De groeiende verdringingsconcurrentie zorgt er ook voor dat de kans op een consolidatieslag toeneemt. De huidige bovenkant van de markt beweegt geleidelijk naar beneden (beter prijsimago) en gelijktijdig wint de onderkant van de markt (discount) terrein door assortimenten toe te voegen en het winkelbestand uit te breiden. De hard discounters zullen net als in Duitsland met hun lagere kostenstructuur een deel van de klassieke buurtwinkelfunctie overnemen. Omdat de boven- en de onderkant van de markt naar elkaar toegroeien, komt het midden van de markt onder druk. De kans op consolidatie is daar dan ook het grootst. Onze inschatting is wel dat veel supermarktformules in het midden van de markt over een lange adem beschikken, omdat dit van oudsher het domein is van de familiebedrijven die zeer ‘lean and mean’ georganiseerd zijn, beschikken over waardevol vastgoed en geen druk van externe aandeelhouders ondervinden.

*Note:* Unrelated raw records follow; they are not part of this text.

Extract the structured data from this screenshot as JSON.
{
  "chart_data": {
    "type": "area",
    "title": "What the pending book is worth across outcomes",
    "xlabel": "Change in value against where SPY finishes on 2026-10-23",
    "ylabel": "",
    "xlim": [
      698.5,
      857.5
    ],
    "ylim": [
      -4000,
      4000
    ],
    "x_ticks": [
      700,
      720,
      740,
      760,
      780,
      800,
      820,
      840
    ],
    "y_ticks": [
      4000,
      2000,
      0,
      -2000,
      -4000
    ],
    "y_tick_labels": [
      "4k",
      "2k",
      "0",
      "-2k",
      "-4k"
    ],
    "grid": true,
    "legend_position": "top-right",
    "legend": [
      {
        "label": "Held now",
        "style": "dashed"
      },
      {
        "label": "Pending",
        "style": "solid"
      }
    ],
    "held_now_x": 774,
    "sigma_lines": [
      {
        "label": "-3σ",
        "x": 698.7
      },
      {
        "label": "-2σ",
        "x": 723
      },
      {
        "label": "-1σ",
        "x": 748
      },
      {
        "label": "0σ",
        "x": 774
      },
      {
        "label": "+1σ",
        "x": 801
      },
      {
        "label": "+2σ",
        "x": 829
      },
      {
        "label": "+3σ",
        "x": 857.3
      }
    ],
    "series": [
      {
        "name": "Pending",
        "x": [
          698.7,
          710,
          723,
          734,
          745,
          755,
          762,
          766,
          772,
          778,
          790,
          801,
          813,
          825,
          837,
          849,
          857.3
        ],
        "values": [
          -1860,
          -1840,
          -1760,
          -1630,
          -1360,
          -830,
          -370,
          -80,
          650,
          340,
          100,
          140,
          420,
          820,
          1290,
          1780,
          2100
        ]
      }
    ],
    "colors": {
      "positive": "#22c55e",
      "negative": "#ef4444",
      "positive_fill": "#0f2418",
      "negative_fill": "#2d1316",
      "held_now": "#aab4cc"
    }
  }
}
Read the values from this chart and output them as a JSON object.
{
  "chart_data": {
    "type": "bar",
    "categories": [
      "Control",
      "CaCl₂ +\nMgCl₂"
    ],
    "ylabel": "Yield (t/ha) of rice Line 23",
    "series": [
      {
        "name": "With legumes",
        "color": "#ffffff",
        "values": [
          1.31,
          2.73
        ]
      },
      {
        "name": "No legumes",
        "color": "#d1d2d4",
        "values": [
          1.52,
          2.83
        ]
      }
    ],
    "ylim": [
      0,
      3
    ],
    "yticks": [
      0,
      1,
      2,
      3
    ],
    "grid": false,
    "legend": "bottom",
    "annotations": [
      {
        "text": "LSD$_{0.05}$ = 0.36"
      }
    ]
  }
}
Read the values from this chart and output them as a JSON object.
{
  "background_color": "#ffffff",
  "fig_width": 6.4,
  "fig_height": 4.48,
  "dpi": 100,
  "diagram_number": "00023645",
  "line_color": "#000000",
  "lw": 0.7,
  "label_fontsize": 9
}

Implicaties • Omdat het midden van de markt onder druk komt te staan, zullen de nu actieve (veelal kleinere) retailers die in dat segment actief zijn keuzes moeten maken. Fuseren of verkopen ze de onderneming of gaan zij zelfstandig door? En met welke unieke kenmerken gaan zij dan de concurrentiestrijd aan? De grote uitdaging voor de overblijvers in het midden van de markt is om de voorwaarden voor een lage inkoopprijs op peil te houden. • Tussen nu en 2015 zal ongeveer een kwart van de supermarktformules die nu in Nederland actief zijn uit het straatbeeld verdwijnen.
• De entree van een buitenlandse speler op de Nederlandse markt zal de dynamiek in het supermarktlandschap veranderen, vooral ook op het gebied van inkoop en de relatie tussen handel en industrie. Overigens maakt het wel uit welke speler dit zal zijn. De entree van Kaufland heeft andere gevolgen dan de entree van Tesco of Delhaize. • Inkoop en kostenbeheersing zullen in de Top-5 van het retailbeleid blijven staan. Retailers worden de komende jaren professioneler en deskundiger op dat terrein. Er komt meer nadruk op de operationele perfectie van een supermarktformule.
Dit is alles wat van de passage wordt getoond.